Town officials discuss deputizing tow firm for Indian Brook Falls
Philipstown officials last week threatened to sue the state over its management of visitors to local parks and also promised to explore deputizing a tow-truck company to remove illegally parked vehicles near Indian Brook Falls in Garrison.
Supervisor Richard Shea said during a Town Board meeting on Oct. 1 that Philipstown would not hesitate to go to court unless the situation at state parklands improves. For now, he said, for the Indian Brook Falls area, town officials would pursue “deputizing a company to come in and start towing cars. We’ve been a little reluctant to do that” but now “it seems to have reached that point” near the falls, which are accessible from Indian Brook Road, a thoroughfare that at points narrows to a single lane.
On Tuesday (Oct. 6), Shea elaborated, saying that town authorities will confer with their attorney before proceeding because “this sort of thing is pretty heavy-handed” and Philipstown must verify its rights “before we go towing anyone’s car only to find out that we have broken the law.”

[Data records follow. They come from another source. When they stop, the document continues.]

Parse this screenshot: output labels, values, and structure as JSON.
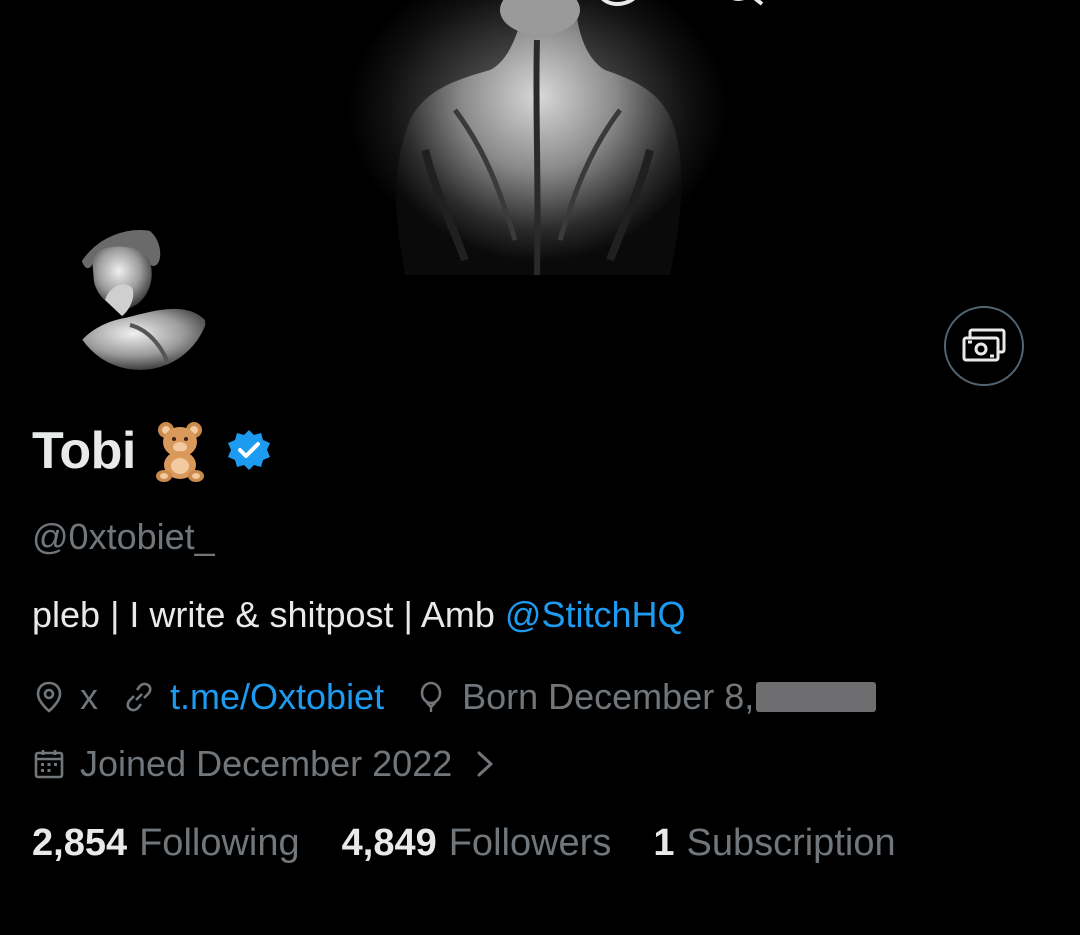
{
  "header": {
    "back_icon": "back-arrow-icon",
    "actions": [
      "grok-icon",
      "search-icon",
      "edit-list-icon",
      "more-icon"
    ]
  },
  "profile": {
    "display_name": "Tobi",
    "name_emoji": "teddy-bear-emoji",
    "verified": true,
    "handle": "@0xtobiet_",
    "bio_text": "pleb | I write & shitpost | Amb ",
    "bio_mention": "@StitchHQ",
    "location": "x",
    "website": "t.me/Oxtobiet",
    "birthday": "Born December 8,",
    "joined": "Joined December 2022",
    "subscribe_icon": "money-icon"
  },
  "stats": {
    "following_count": "2,854",
    "following_label": "Following",
    "followers_count": "4,849",
    "followers_label": "Followers",
    "subscriptions_count": "1",
    "subscriptions_label": "Subscription"
  },
  "colors": {
    "background": "#000000",
    "primary_text": "#e7e9ea",
    "secondary_text": "#71767b",
    "accent": "#1d9bf0",
    "verified": "#1d9bf0"
  }
}
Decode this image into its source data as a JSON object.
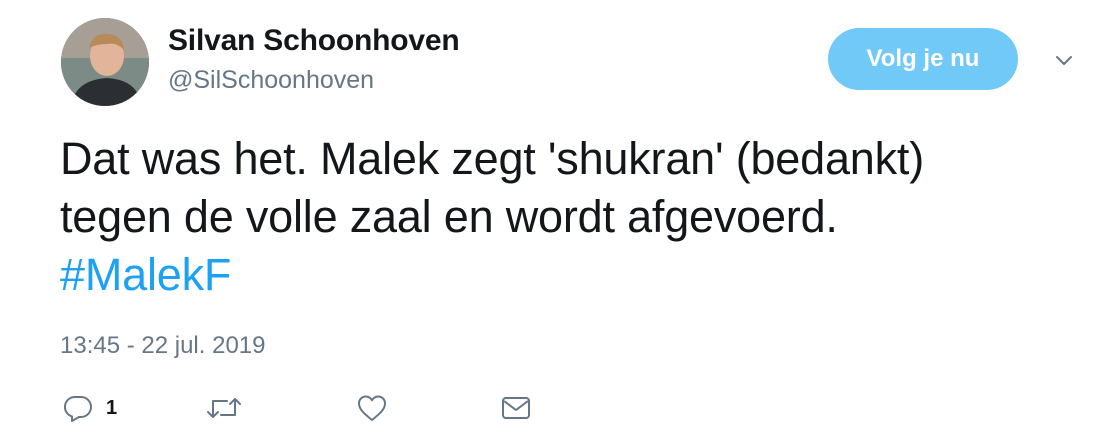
{
  "user": {
    "display_name": "Silvan Schoonhoven",
    "handle": "@SilSchoonhoven"
  },
  "follow_button": {
    "label": "Volg je nu"
  },
  "tweet": {
    "text_line1": "Dat was het. Malek zegt 'shukran' (bedankt)",
    "text_line2": "tegen de volle zaal en wordt afgevoerd.",
    "hashtag": "#MalekF",
    "timestamp": "13:45 - 22 jul. 2019"
  },
  "actions": {
    "reply_count": "1"
  },
  "icons": {
    "menu": "chevron-down-icon",
    "reply": "reply-icon",
    "retweet": "retweet-icon",
    "like": "heart-icon",
    "dm": "envelope-icon"
  },
  "colors": {
    "link": "#1da1f2",
    "follow_button": "#71c9f8",
    "secondary_text": "#657786",
    "icon": "#657786"
  }
}
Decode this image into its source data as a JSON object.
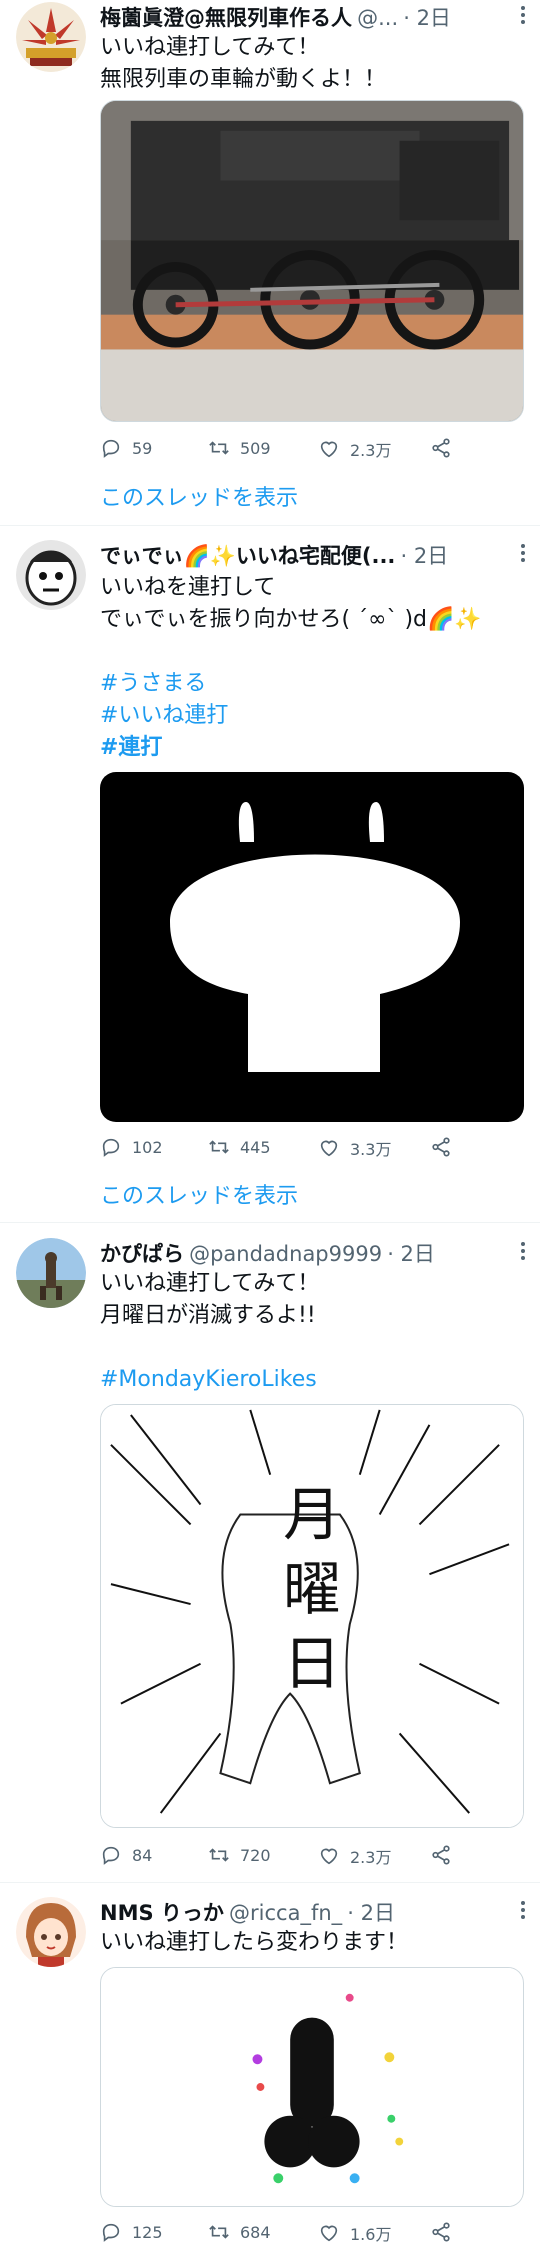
{
  "tweets": [
    {
      "name": "梅薗眞澄@無限列車作る人",
      "handle": "@...",
      "time": "· 2日",
      "lines": [
        "いいね連打してみて！",
        "無限列車の車輪が動くよ！！"
      ],
      "hashtags": [],
      "replies": "59",
      "retweets": "509",
      "likes": "2.3万",
      "thread": "このスレッドを表示"
    },
    {
      "name": "でぃでぃ🌈✨いいね宅配便(...",
      "handle": "",
      "time": "· 2日",
      "lines": [
        "いいねを連打して",
        "でぃでぃを振り向かせろ( ´∞` )d🌈✨"
      ],
      "hashtags": [
        "#うさまる",
        "#いいね連打",
        "#連打"
      ],
      "replies": "102",
      "retweets": "445",
      "likes": "3.3万",
      "thread": "このスレッドを表示"
    },
    {
      "name": "かぴぱら",
      "handle": "@pandadnap9999",
      "time": "· 2日",
      "lines": [
        "いいね連打してみて！",
        "月曜日が消滅するよ!!"
      ],
      "hashtags": [
        "#MondayKieroLikes"
      ],
      "replies": "84",
      "retweets": "720",
      "likes": "2.3万",
      "image_text": [
        "月",
        "曜",
        "日"
      ]
    },
    {
      "name": "NMS りっか",
      "handle": "@ricca_fn_",
      "time": "· 2日",
      "lines": [
        "いいね連打したら変わります！"
      ],
      "hashtags": [],
      "replies": "125",
      "retweets": "684",
      "likes": "1.6万"
    }
  ],
  "icons": {
    "reply": "reply-icon",
    "retweet": "retweet-icon",
    "like": "heart-icon",
    "share": "share-icon",
    "more": "more-icon"
  },
  "colors": {
    "link": "#1d9bf0",
    "secondary": "#536471",
    "divider": "#eff3f4"
  }
}
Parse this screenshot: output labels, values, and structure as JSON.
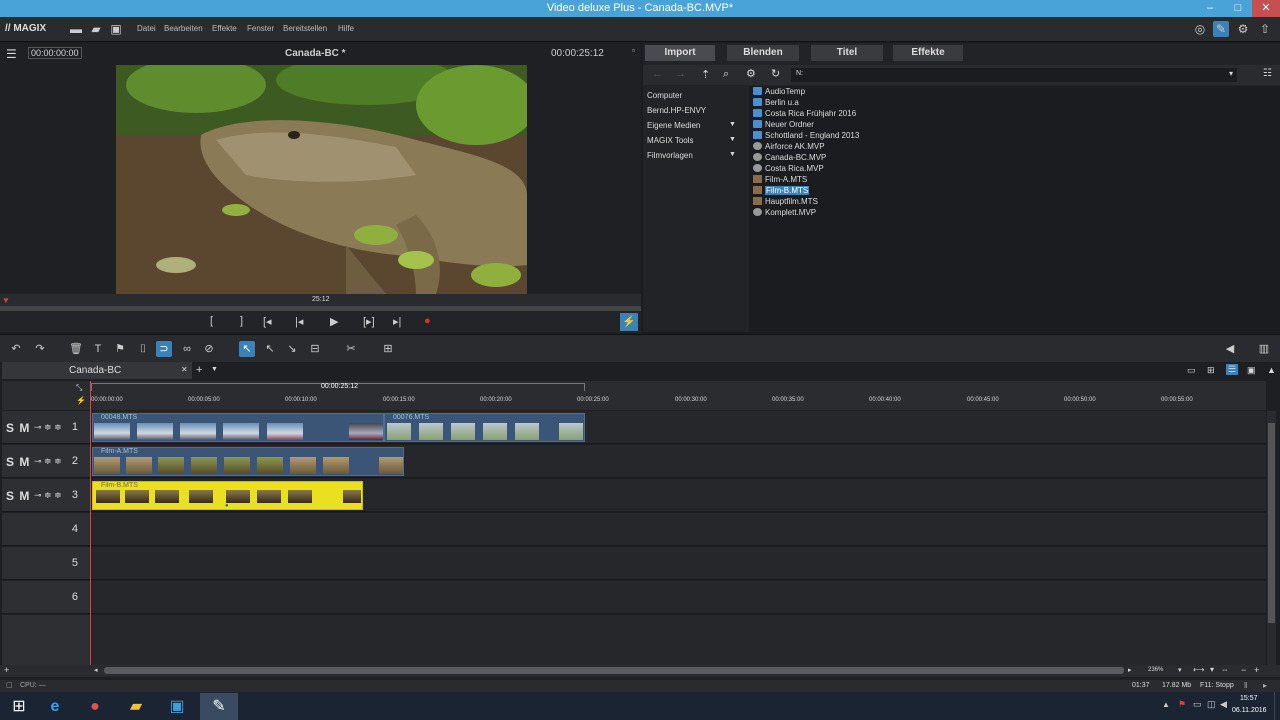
{
  "window": {
    "title": "Video deluxe Plus - Canada-BC.MVP*",
    "min": "–",
    "max": "□",
    "close": "✕"
  },
  "menubar": {
    "logo": "// MAGIX",
    "items": [
      "Datei",
      "Bearbeiten",
      "Effekte",
      "Fenster",
      "Bereitstellen",
      "Hilfe"
    ]
  },
  "preview": {
    "timecode_left": "00:00:00:00",
    "title": "Canada-BC *",
    "timecode_right": "00:00:25:12",
    "scrub_label": "25:12"
  },
  "media": {
    "tabs": [
      "Import",
      "Blenden",
      "Titel",
      "Effekte"
    ],
    "path": "N:",
    "tree": [
      "Computer",
      "Bernd.HP-ENVY",
      "Eigene Medien",
      "MAGIX Tools",
      "Filmvorlagen"
    ],
    "files": [
      {
        "name": "AudioTemp",
        "kind": "folder"
      },
      {
        "name": "Berlin u.a",
        "kind": "folder"
      },
      {
        "name": "Costa Rica Frühjahr 2016",
        "kind": "folder"
      },
      {
        "name": "Neuer Ordner",
        "kind": "folder"
      },
      {
        "name": "Schottland - England 2013",
        "kind": "folder"
      },
      {
        "name": "Airforce AK.MVP",
        "kind": "project"
      },
      {
        "name": "Canada-BC.MVP",
        "kind": "project"
      },
      {
        "name": "Costa Rica.MVP",
        "kind": "project"
      },
      {
        "name": "Film-A.MTS",
        "kind": "video"
      },
      {
        "name": "Film-B.MTS",
        "kind": "video",
        "selected": true
      },
      {
        "name": "Hauptfilm.MTS",
        "kind": "video"
      },
      {
        "name": "Komplett.MVP",
        "kind": "project"
      }
    ]
  },
  "timeline": {
    "tab": "Canada-BC",
    "add": "+",
    "range_label": "00:00:25:12",
    "ruler": [
      "00:00:00:00",
      "00:00:05:00",
      "00:00:10:00",
      "00:00:15:00",
      "00:00:20:00",
      "00:00:25:00",
      "00:00:30:00",
      "00:00:35:00",
      "00:00:40:00",
      "00:00:45:00",
      "00:00:50:00",
      "00:00:55:00"
    ],
    "track_ctrl": "S M",
    "tracks": [
      "1",
      "2",
      "3",
      "4",
      "5",
      "6"
    ],
    "clips": {
      "t1a": "00048.MTS",
      "t1b": "00076.MTS",
      "t2": "Film-A.MTS",
      "t3": "Film-B.MTS"
    },
    "zoom": "236%"
  },
  "status": {
    "cpu": "CPU: —",
    "time": "01:37",
    "size": "17.82 Mb",
    "f11": "F11: Stopp"
  },
  "taskbar": {
    "clock": "15:57",
    "date": "06.11.2016"
  }
}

If no legal obstacles exist, “we will advertise for a towing company that can take calls directly from road residents,” he said. Shea said he also wants “to investigate the possibility of appointing a resident” as a liaison to the towing firm. “All said, this is not something that can happen overnight.”
Although Indian Brook Falls, which is part of the state park system, is open, the town has closed its parking areas along the road and posted prominent no-parking signs at each approach to the falls. Park staff and Putnam County sheriff deputies patrol the road, and cars have been towed intermittently, but the Philipstown initiative would escalate those efforts.
The falls are near the Constitution Marsh Audubon Center and Sanctuary, where the visitor’s center is closed but the trails and boardwalk remain open to visitors. However, the sanctuary’s parking lot along Indian Brook Road has been barricaded.
People visiting the falls have taken to parking along Route 9D and in the cutaways on Indian Brook Road that allow approaching cars to pass where the road narrows. Sheriff’s deputies are occasionally seen ticketing.
Since at least 2016, residents and town officials have urged the state parks agency to temporarily close the falls to protect its fragile environment.
Shea said similar issues arise regarding other popular parks, such as Little Stony Point and Breakneck Ridge. “Every area has a carrying capacity and we’re far exceeding that,” he said. “It’s to the detriment of the environment, the residents and our infrastructure.”
At the board meeting, residents who live near Indian Brook Falls cited years of annoyances, including driveways blocked by cars; vehicles queued up along the road; illegal parking; and clashes with visitors.
Greg MacGarva expressed hopes that closing the eight-car Audubon lot would be “a catalyst for much-needed long-term change.” He described scenes of “absolute, unmanageable chaos” and proposed various improvements, including better signs warning of parking restrictions, aggressive towing, surveillance cameras and a comprehensive management plan to limit access to the falls.
“We’re not saying we want to put a big gate up,” he said, but “it’s a small area. It can’t safely absorb an unlimited number. The visitor count just skyrocketed” over the years.
Peter Bynum, who lives “a stone’s throw from the falls,” remarked that “all the residents have multiple horror stories” and that “smoking weed,” graffiti and trash-dumping occur, along with other misconduct. “I hate to suggest draconian measures by closing the falls, but we have to do something,” Bynum said.
Shea recalled that the Town Board again asked state park authorities to close Indian Brook Falls two months ago. “We’re not looking for a permanent closure; we’re looking for a reset,” he said. But park officials “are just not interested in doing that at all. Can you still be in that position when it means the destruction of the park?”
Park officials “don’t want to close parks, but Indian Brook Falls is not a park” because it lacks basic facilities, Councilor John Van Tassel added. “I’d say shut it.”
Shea said the Town Board would invite residents and park officials to confer, to try again to find answers.
Meanwhile, Indian Brook Falls visitors share their experiences online, such as at AllTrails.com, where some recently noted the rocky and sometimes muddy path and others mentioned that the waterfall pool may contain swimmers, whether human — “go early if you want to avoid” them, a writer advised — or otherwise.
“There are signs not to go in the water, and there are snakes,” one person wrote. “We saw a black one, up close, on a rock sunbathing [and] then dive in the water and swam away… The falls, though, were beautiful and quite a little gem.”
On Sept. 30, another visitor posted that “since the main parking was blocked, we just parked up the road where we could find space on the one-way road. On our way to the falls there was a huge tree that blocked the pathway there, we attempted to pass through it but it was very difficult. I’m not sure when they will cut it down but it made our easy hike into a difficult hike.”